Лейхтвейс задумался.
– То есть, за поимку предателя Николаса Таубе наградят не тебя, а кобеля, и ты решила попытать счастья. С налету не вышло, поэтому предлагаешь сотрудничество. Так?
Рената, плеснув коньяк на донышко стакана, выпила залпом.
– Только не задавайся, Ко-лья, на одной ниточке висим. Но если ты, такой красивый, пойдешь навстречу, мне есть что предложить.
Подступила совсем близко, скользнула ладонью под рубашку, взглянула искоса.
– Уже испугался? Нет, Ко-лья, соблазнять такого, как ты, себе дороже. Раз переспишь, а потом придется месяц извиняться. Так что проявляй инициативу сам, если есть охота.
Отступила на шаг, посмотрела в глаза.
– Сейчас будет 2:1. Готов? Тогда слушай, скромный и влюбленный. Я знаю, как связаться с Вероникой Оршич.
3
Девушка в темном платье и в модной серой шляпке уходила по набережной Вальми. Между стеной и парапетом – каменная дорожка, ведущая вниз. Точно как в Матере, на улице с пещерами вместо домов. Вниз, вниз, вниз… Девушка уходила, ни разу не обернувшись, и ничего уже не изменить, не переиграть заново.
– Мне ничего не нужно от вас, синьор Руффо. У меня есть отчим, который меня любит, жених, которого люблю я, и мир, к которому успела привыкнуть. Когда-то мне был нужен отец, очень, очень давно. Где вы тогда были, синьор Руффо?
Дочь уходила. Поговорили только пять минут, вернее, говорила она, Стелла Руффо ди Скалетта, а князь слушал, даже не пытаясь перебить. За все приходит расплата, даже за самое лучшее, что сделал. А еще за то, что сделать не сумел. Его благие намерения – серые каменные плиты – устилали путь, по которому уходила последняя из рода, его кровь, его надежда.
– Вас не было, когда я росла, когда болела, когда впервые пошла в школу. Вы не рассказывали мне сказки перед сном и не проверяли домашних заданий. Мама говорила, что вы хороший человек, только непутевый, и я вас жалела, синьор Руффо, хотя и не понимала этого слова. И на похороны мамы вы не приехали. А ведь она погибла, потому что пыталась вам помочь.

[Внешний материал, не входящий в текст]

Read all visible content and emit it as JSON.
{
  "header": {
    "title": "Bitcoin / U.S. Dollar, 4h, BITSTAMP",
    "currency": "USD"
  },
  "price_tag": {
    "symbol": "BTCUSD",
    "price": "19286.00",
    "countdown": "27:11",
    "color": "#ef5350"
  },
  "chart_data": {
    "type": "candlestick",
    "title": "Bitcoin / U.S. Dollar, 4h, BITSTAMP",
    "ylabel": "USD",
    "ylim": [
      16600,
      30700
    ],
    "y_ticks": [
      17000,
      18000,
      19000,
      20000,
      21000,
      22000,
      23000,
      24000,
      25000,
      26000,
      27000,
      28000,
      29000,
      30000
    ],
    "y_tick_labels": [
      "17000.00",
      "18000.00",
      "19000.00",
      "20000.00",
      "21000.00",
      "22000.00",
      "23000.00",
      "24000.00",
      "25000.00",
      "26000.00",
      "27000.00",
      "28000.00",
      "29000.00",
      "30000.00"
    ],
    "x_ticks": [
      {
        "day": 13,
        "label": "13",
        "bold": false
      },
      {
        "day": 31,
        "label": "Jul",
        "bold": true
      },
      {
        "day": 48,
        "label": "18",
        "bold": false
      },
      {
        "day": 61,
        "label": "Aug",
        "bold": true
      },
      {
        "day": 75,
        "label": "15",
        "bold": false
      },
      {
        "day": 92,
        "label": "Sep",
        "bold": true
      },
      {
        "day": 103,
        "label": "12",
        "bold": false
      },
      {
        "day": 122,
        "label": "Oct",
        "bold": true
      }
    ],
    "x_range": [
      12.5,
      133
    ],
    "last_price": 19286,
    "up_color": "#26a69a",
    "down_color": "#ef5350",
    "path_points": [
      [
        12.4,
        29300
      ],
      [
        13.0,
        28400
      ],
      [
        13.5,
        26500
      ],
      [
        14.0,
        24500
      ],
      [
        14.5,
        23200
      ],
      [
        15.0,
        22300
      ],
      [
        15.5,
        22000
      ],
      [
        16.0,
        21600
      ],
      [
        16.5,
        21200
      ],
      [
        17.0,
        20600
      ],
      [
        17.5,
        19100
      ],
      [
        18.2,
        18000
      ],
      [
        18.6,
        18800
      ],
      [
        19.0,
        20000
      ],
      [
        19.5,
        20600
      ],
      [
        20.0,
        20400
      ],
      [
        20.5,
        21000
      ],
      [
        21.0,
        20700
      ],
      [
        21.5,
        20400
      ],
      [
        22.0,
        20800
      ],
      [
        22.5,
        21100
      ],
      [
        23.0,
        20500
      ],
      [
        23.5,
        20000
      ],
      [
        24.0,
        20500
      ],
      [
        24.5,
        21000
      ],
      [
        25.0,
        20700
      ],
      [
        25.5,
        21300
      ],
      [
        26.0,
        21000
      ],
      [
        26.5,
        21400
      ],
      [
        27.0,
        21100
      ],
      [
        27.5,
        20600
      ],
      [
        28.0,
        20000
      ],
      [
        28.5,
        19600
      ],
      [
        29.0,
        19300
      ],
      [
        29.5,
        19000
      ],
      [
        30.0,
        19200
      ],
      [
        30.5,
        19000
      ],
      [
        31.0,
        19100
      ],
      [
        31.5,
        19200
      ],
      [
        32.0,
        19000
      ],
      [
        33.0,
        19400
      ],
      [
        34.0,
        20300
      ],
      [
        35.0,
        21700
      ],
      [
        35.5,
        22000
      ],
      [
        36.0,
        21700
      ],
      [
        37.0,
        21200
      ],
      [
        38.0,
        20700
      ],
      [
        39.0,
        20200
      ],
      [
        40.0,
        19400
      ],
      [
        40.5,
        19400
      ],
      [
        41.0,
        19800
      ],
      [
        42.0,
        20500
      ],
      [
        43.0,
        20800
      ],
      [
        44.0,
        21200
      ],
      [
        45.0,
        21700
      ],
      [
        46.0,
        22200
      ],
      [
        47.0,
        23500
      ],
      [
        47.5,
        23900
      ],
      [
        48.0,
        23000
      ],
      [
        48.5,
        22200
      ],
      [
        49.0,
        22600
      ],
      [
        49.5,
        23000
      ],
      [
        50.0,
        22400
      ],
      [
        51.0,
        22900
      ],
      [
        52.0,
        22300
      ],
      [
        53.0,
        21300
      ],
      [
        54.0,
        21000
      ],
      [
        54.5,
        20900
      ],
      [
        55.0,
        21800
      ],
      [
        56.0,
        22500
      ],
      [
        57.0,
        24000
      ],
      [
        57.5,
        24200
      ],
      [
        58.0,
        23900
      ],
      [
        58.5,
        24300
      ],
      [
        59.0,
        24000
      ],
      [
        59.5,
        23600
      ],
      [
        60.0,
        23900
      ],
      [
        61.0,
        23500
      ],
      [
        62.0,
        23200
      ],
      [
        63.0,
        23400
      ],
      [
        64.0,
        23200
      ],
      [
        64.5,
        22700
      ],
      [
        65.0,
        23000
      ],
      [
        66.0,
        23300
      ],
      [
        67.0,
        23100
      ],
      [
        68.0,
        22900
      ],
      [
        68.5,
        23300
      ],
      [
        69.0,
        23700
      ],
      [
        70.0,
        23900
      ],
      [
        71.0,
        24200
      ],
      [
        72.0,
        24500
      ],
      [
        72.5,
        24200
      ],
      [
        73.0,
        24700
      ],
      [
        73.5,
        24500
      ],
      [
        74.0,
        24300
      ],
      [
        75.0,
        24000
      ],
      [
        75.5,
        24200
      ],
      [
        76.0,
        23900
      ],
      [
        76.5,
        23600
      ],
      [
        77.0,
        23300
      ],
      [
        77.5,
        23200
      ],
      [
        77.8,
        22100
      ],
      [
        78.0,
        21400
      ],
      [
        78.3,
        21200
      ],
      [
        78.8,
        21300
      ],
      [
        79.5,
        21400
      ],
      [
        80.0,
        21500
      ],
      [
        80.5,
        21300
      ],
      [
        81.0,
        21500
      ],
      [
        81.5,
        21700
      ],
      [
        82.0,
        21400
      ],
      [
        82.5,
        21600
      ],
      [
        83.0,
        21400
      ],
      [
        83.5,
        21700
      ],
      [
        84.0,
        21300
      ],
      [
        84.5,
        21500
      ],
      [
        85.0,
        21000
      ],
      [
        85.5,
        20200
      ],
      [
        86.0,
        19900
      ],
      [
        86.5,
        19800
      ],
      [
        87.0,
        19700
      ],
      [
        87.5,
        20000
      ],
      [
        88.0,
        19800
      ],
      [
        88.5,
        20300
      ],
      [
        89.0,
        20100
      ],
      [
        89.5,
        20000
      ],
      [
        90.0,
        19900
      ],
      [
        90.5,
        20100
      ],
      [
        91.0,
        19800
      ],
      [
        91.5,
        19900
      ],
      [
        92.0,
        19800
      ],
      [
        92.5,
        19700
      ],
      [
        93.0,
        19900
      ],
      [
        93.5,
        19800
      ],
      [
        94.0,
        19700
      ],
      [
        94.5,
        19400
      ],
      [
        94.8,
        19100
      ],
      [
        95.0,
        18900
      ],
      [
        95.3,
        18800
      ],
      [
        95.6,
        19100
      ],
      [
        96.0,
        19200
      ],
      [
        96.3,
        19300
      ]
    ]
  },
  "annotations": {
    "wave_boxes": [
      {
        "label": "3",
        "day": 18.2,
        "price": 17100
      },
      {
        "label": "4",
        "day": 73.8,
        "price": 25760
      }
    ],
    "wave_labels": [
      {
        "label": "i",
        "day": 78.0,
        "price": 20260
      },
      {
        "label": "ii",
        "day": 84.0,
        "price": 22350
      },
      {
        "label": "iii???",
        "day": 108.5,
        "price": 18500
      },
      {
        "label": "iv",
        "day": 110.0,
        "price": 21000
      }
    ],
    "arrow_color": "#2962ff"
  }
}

Князь понимал, все кончено, и в старом палаццо с фреской Караваджо на стене второго этажа отныне станут обитать призраки. И с каждым годом то, что он считал жизнью, будет иметь все меньше смысла. Можно винить в этом судьбу, можно – себя самого, только ничего уже не изменить. Девушка в модной серой шляпке пройдет по набережной своей судьбы сама, без него. Он, так и не ставший ей отцом, только посмотрит вслед.
– В газетах пишут, что вы, синьор Руффо, национальный герой. Наверно, это приятно, и я очень за вас рада. Когда-нибудь напишут вашу биографию, там будет и мое фото. Если это случится, вырвите, пожалуйста, страницу.
Ради этих нескольких фраз дочь и приехала в Париж. Могла бы просто написать или вообще не ответить, но все-таки захотела взглянуть в глаза. Под пеплом в душе еще тлели угли, и это не давало впасть в последнее, безнадежное отчаяние.
– Возможно, я не права, синьор Руффо. Мне сейчас слишком больно, и это не я, а боль говорит с вами. Если вам тоже больно, значит, у нас все-таки осталось что-то общее, одно на двоих. Мне каждую ночь снится мама. А вам?